The Most Critical Legal Challenges Faced By UK Businesses in 2024

June 6, 2024

The business sphere in the UK is one that is ever-changing so in order to succeed you will need to keep on top of the shifting landscape. Here are some challenges you should be aware of as a business owner.

Adapting to changing tax laws

In the Spring Budget in April 2024, it was announced that the VAT threshold would be raised to £90,000 from the beginning of April. Previously, it was set at £85,000. This aims to stimulate economic growth by giving smaller businesses more freedom with their money.

The cultural sector is set to get a boost as well, with a packet of supportive measures being announced. From 1 April 2025 rates of tax relief will be permanently set at 45% for theatres, museums and galleries’ touring productions, 40% for their non-touring productions and 45% for orchestras.

Tax matters are a complex affair and there can be penalties if you get it wrong. Find yourself a team of expert solicitors to support your business and you can be confident you are being compliant.

Employment law challenges

Following the UK’s exit from the EU, there have been several changes to employment law. New legislation on sexual harassment within the workplace will require employers to take reasonable steps to prevent this in the future. If a business fails to comply, they will end up facing penalties. This change comes into force from October 2024.

Flexible working is also going to be supported more by law. From 6th April 2024, employees can make a statutory request to permanently change their working hours. Previously, employees could only make one request every 12 months, but this has been increased to two requests. Businesses are now required to respond to the request within two months, and can only deny the request for one of eight reasons.

Contractual disputes

Contract disputes are, unfortunately, not a new phenomenon for 2024. Often, the best starting point for resolving a contract dispute is to look at the contract itself. It should be a watertight document that you can use as evidence.

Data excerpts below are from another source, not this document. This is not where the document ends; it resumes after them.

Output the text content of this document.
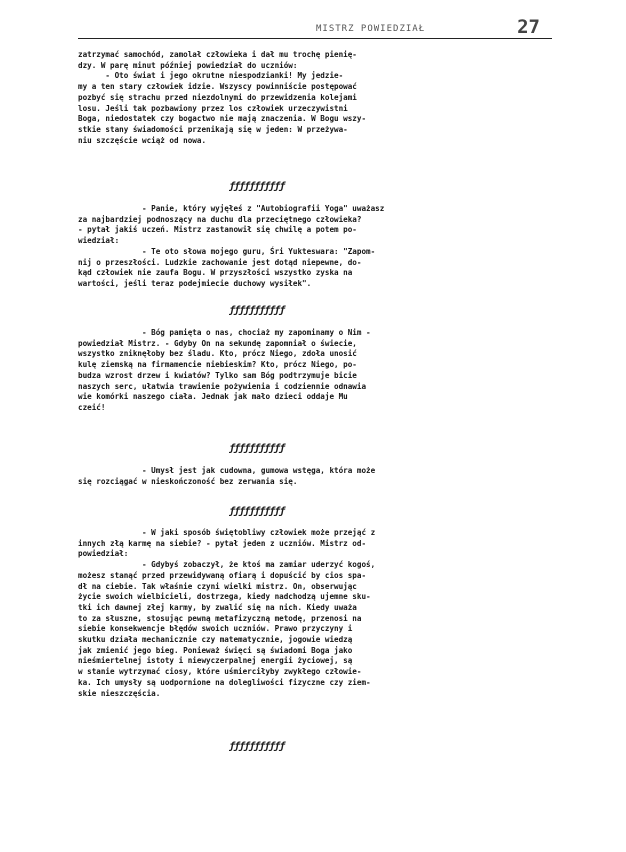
MISTRZ POWIEDZIAŁ	27

zatrzymać samochód, zamolał człowieka i dał mu trochę pienię-
dzy. W parę minut później powiedział do uczniów:
- Oto świat i jego okrutne niespodzianki! My jedzie-
my a ten stary człowiek idzie. Wszyscy powinniście postępować
pozbyć się strachu przed niezdolnymi do przewidzenia kolejami
losu. Jeśli tak pozbawiony przez los człowiek urzeczywistni
Boga, niedostatek czy bogactwo nie mają znaczenia. W Bogu wszy-
stkie stany świadomości przenikają się w jeden: W przeżywa-
niu szczęście wciąż od nowa.

ƒƒƒƒƒƒƒƒƒƒƒ

- Panie, który wyjęłeś z "Autobiografii Yoga" uważasz
za najbardziej podnoszący na duchu dla przeciętnego człowieka?
- pytał jakiś uczeń. Mistrz zastanowił się chwilę a potem po-
wiedział:
- Te oto słowa mojego guru, Śri Yukteswara: "Zapom-
nij o przeszłości. Ludzkie zachowanie jest dotąd niepewne, do-
kąd człowiek nie zaufa Bogu. W przyszłości wszystko zyska na
wartości, jeśli teraz podejmiecie duchowy wysiłek".

ƒƒƒƒƒƒƒƒƒƒƒ

- Bóg pamięta o nas, chociaż my zapominamy o Nim -
powiedział Mistrz. - Gdyby On na sekundę zapomniał o świecie,
wszystko zniknęłoby bez śladu. Kto, prócz Niego, zdoła unosić
kulę ziemską na firmamencie niebieskim? Kto, prócz Niego, po-
budza wzrost drzew i kwiatów? Tylko sam Bóg podtrzymuje bicie
naszych serc, ułatwia trawienie pożywienia i codziennie odnawia
wie komórki naszego ciała. Jednak jak mało dzieci oddaje Mu
czeić!

ƒƒƒƒƒƒƒƒƒƒƒ

- Umysł jest jak cudowna, gumowa wstęga, która może
się rozciągać w nieskończoność bez zerwania się.

ƒƒƒƒƒƒƒƒƒƒƒ

- W jaki sposób świętobliwy człowiek może przejąć z
innych złą karmę na siebie? - pytał jeden z uczniów. Mistrz od-
powiedział:
- Gdybyś zobaczył, że ktoś ma zamiar uderzyć kogoś,
możesz stanąć przed przewidywaną ofiarą i dopuścić by cios spa-
dł na ciebie. Tak właśnie czyni wielki mistrz. On, obserwując
życie swoich wielbicieli, dostrzega, kiedy nadchodzą ujemne sku-
tki ich dawnej złej karmy, by zwalić się na nich. Kiedy uważa
to za słuszne, stosując pewną metafizyczną metodę, przenosi na
siebie konsekwencje błędów swoich uczniów. Prawo przyczyny i
skutku działa mechanicznie czy matematycznie, jogowie wiedzą
jak zmienić jego bieg. Ponieważ święci są świadomi Boga jako
nieśmiertelnej istoty i niewyczerpalnej energii życiowej, są
w stanie wytrzymać ciosy, które uśmierciłyby zwykłego człowie-
ka. Ich umysły są uodpornione na dolegliwości fizyczne czy ziem-
skie nieszczęścia.

ƒƒƒƒƒƒƒƒƒƒƒ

Sometimes, contracts are agreed verbally, and this can make conflict resolution more difficult. However, you may be able to look back through any previous correspondence such as emails or messages and gain your evidence that way.

Some contracts contain an escalation clause which will detail the precise steps that either party can go through to seek a resolution that both parties are happy with. Each step will add a layer of formality which provides both parties with increased legal and financial protection.

Contractual disputes are not ideal for any business, so try to keep your relationship with other parties cordial and polite so you don’t end up escalating the situation unnecessarily.